Mis à jour le 04/03/2022

Repérez les pièges argumentatifs

Faire preuve d'esprit critique dans une conversation ou un débat n’est pas toujours facile. Et pour cause : les discours et discussions sont parfois truffés d’arguments douteux qu’il faut savoir repérer… Bonne nouvelle, tout cela s’apprend ! Dans cette troisième partie du cours, nous allons découvrir les pièges argumentatifs dans lesquels on peut facilement tomber, et trouver des parades pour les déjouer.

Identifiez l’origine des pièges argumentatifs

Quand on discute avec une autre personne, pourquoi ne se comprend t-on pas toujours ?

Il existe des tas de perturbateurs, qui peuvent générer des problèmes d’émission d’abord, et des problèmes de réception par l’interlocuteur.

Nos communications sont influencées par plusieurs phénomènes :

  • L’utilisation intuitive du langage : lorsque nous parlons, le message transmis dépend aussi d’autres signaux que les mots prononcés. L’intonation de la voix, le regard, la posture, voire le champ lexical, sont autant d’éléments pouvant influer sur le sens d’un mot, d’une phrase. Si l’on veut se faire comprendre sans ambiguïté, il est important d’être vigilant à ces “éléments de langage”... D’autant plus que ceux-ci nous semblent parfois totalement naturels !

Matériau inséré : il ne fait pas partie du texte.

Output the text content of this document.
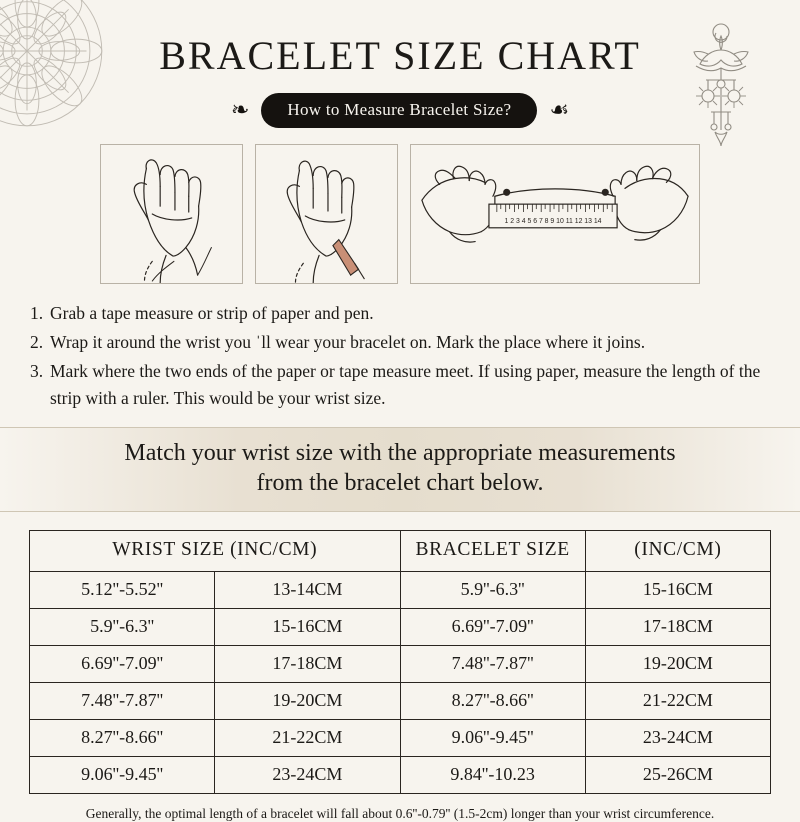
BRACELET SIZE CHART
❧	How to Measure Bracelet Size?	☙
1 2 3 4 5 6 7 8 9 10 11 12 13 14
1. Grab a tape measure or strip of paper and pen.
2. Wrap it around the wrist you ˈll wear your bracelet on. Mark the place where it joins.
3. Mark where the two ends of the paper or tape measure meet. If using paper, measure the length of the strip with a ruler. This would be your wrist size.
Match your wrist size with the appropriate measurements
from the bracelet chart below.
WRIST SIZE (INC/CM)		BRACELET SIZE	(INC/CM)
5.12''-5.52''	13-14CM	5.9''-6.3''	15-16CM
5.9''-6.3''	15-16CM	6.69''-7.09''	17-18CM
6.69''-7.09''	17-18CM	7.48''-7.87''	19-20CM
7.48''-7.87''	19-20CM	8.27''-8.66''	21-22CM
8.27''-8.66''	21-22CM	9.06''-9.45''	23-24CM
9.06''-9.45''	23-24CM	9.84''-10.23	25-26CM
Generally, the optimal length of a bracelet will fall about 0.6''-0.79'' (1.5-2cm) longer than your wrist circumference.
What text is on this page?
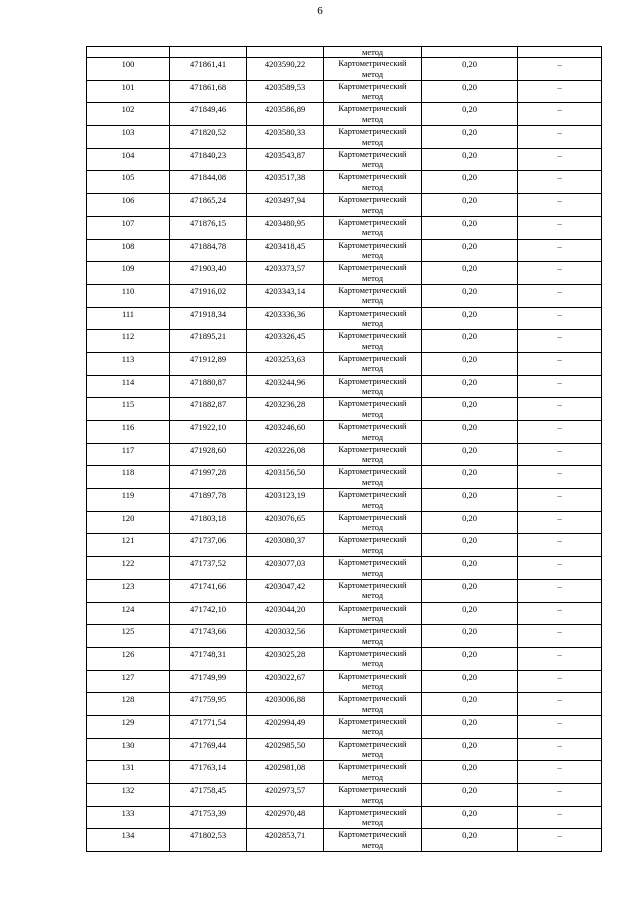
6
			метод		

100	471861,41	4203590,22	Картометрический
метод	0,20	–

101	471861,68	4203589,53	Картометрический
метод	0,20	–

102	471849,46	4203586,89	Картометрический
метод	0,20	–

103	471820,52	4203580,33	Картометрический
метод	0,20	–

104	471840,23	4203543,87	Картометрический
метод	0,20	–

105	471844,08	4203517,38	Картометрический
метод	0,20	–

106	471865,24	4203497,94	Картометрический
метод	0,20	–

107	471876,15	4203480,95	Картометрический
метод	0,20	–

108	471884,78	4203418,45	Картометрический
метод	0,20	–

109	471903,40	4203373,57	Картометрический
метод	0,20	–

110	471916,02	4203343,14	Картометрический
метод	0,20	–

111	471918,34	4203336,36	Картометрический
метод	0,20	–

112	471895,21	4203326,45	Картометрический
метод	0,20	–

113	471912,89	4203253,63	Картометрический
метод	0,20	–

114	471880,87	4203244,96	Картометрический
метод	0,20	–

115	471882,87	4203236,28	Картометрический
метод	0,20	–

116	471922,10	4203246,60	Картометрический
метод	0,20	–

117	471928,60	4203226,08	Картометрический
метод	0,20	–

118	471997,28	4203156,50	Картометрический
метод	0,20	–

119	471897,78	4203123,19	Картометрический
метод	0,20	–

120	471803,18	4203076,65	Картометрический
метод	0,20	–

121	471737,06	4203080,37	Картометрический
метод	0,20	–

122	471737,52	4203077,03	Картометрический
метод	0,20	–

123	471741,66	4203047,42	Картометрический
метод	0,20	–

124	471742,10	4203044,20	Картометрический
метод	0,20	–

125	471743,66	4203032,56	Картометрический
метод	0,20	–

126	471748,31	4203025,28	Картометрический
метод	0,20	–

127	471749,99	4203022,67	Картометрический
метод	0,20	–

128	471759,95	4203006,88	Картометрический
метод	0,20	–

129	471771,54	4202994,49	Картометрический
метод	0,20	–

130	471769,44	4202985,50	Картометрический
метод	0,20	–

131	471763,14	4202981,08	Картометрический
метод	0,20	–

132	471758,45	4202973,57	Картометрический
метод	0,20	–

133	471753,39	4202970,48	Картометрический
метод	0,20	–

134	471802,53	4202853,71	Картометрический
метод	0,20	–
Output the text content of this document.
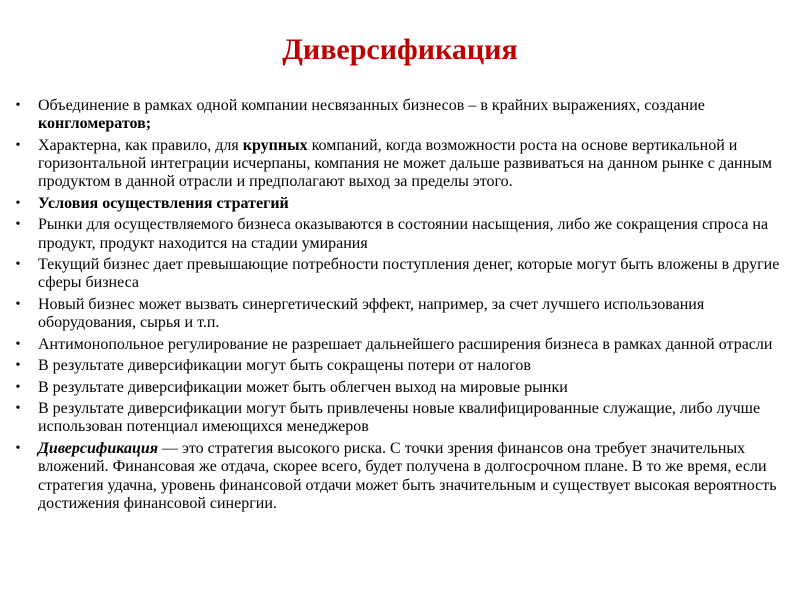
Диверсификация
• Объединение в рамках одной компании несвязанных бизнесов – в крайних выражениях, создание конгломератов;
• Характерна, как правило, для крупных компаний, когда возможности роста на основе вертикальной и горизонтальной интеграции исчерпаны, компания не может дальше развиваться на данном рынке с данным продуктом в данной отрасли и предполагают выход за пределы этого.
• Условия осуществления стратегий
• Рынки для осуществляемого бизнеса оказываются в состоянии насыщения, либо же сокращения спроса на продукт, продукт находится на стадии умирания
• Текущий бизнес дает превышающие потребности поступления денег, которые могут быть вложены в другие сферы бизнеса
• Новый бизнес может вызвать синергетический эффект, например, за счет лучшего использования оборудования, сырья и т.п.
• Антимонопольное регулирование не разрешает дальнейшего расширения бизнеса в рамках данной отрасли
• В результате диверсификации могут быть сокращены потери от налогов
• В результате диверсификации может быть облегчен выход на мировые рынки
• В результате диверсификации могут быть привлечены новые квалифицированные служащие, либо лучше использован потенциал имеющихся менеджеров
• Диверсификация — это стратегия высокого риска. С точки зрения финансов она требует значительных вложений. Финансовая же отдача, скорее всего, будет получена в долгосрочном плане. В то же время, если стратегия удачна, уровень финансовой отдачи может быть значительным и существует высокая вероятность достижения финансовой синергии.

  • Notre propre perception de la réalité : celle-ci dépend de notre culture, de notre humeur, de notre contexte… 

  • Le rejet des dissonances cognitives : souvenez-vous que nous détestons “naturellement” avoir tort et remettre en question notre vision du monde. Afin que le point de vue de notre interlocuteur s’accorde au nôtre, nous allons parfois déformer quelques réalités, de façon consciente ou non. Nous allons même parfois tenter de le convaincre, voire de le persuader.

D’un interlocuteur à un autre, les informations peuvent donc se déformer. Plusieurs facteurs en sont responsables : le manque de temps, la mauvaise foi, la flemme, l’écoute sélective… Et nos biais cognitifs interviennent aussi dans les discours, les discussions, les débats !

Pour limiter ces problèmes de communication, voici quelques conseils :

  1. Mettez-vous d'accord sur la définition des termes au début de la conversation, pour éviter les quiproquos.

  2. Proposez à votre interlocuteur de reformuler, avec ses propres mots, ce qu’il a compris de votre message.

  3. Pratiquez l’écoute active.

  4. Prenez le temps nécessaire pour comprendre votre interlocuteur et transmettre votre message.

  5. Faites preuve d'humilité intellectuelle : n’hésitez pas à donner un “indice de sûreté" lorsque vous avancez une information, surtout si vous n’en êtes pas tout à fait certain.

  6. Ne catégorisez pas l'autre en fonction de ses propos, vous pourriez alors vous enfermer dans une discussion peu constructive.

Distinguez les bons des mauvais arguments

Qu’est-ce qu’un argument ? 🤔

Un argument est une affirmation présentée à l'appui d'une démonstration. Mais… certains arguments sont plus recevables que d’autres ! Pour faire preuve d’esprit critique lors d’un débat, il est essentiel de distinguer les bons des mauvais arguments.

Lors d’un échange verbal, il existe deux cas :

  1. Vous cherchez à convaincre, mais sans volonté de tromper. Votre discours, même s’il est faux, est honnête.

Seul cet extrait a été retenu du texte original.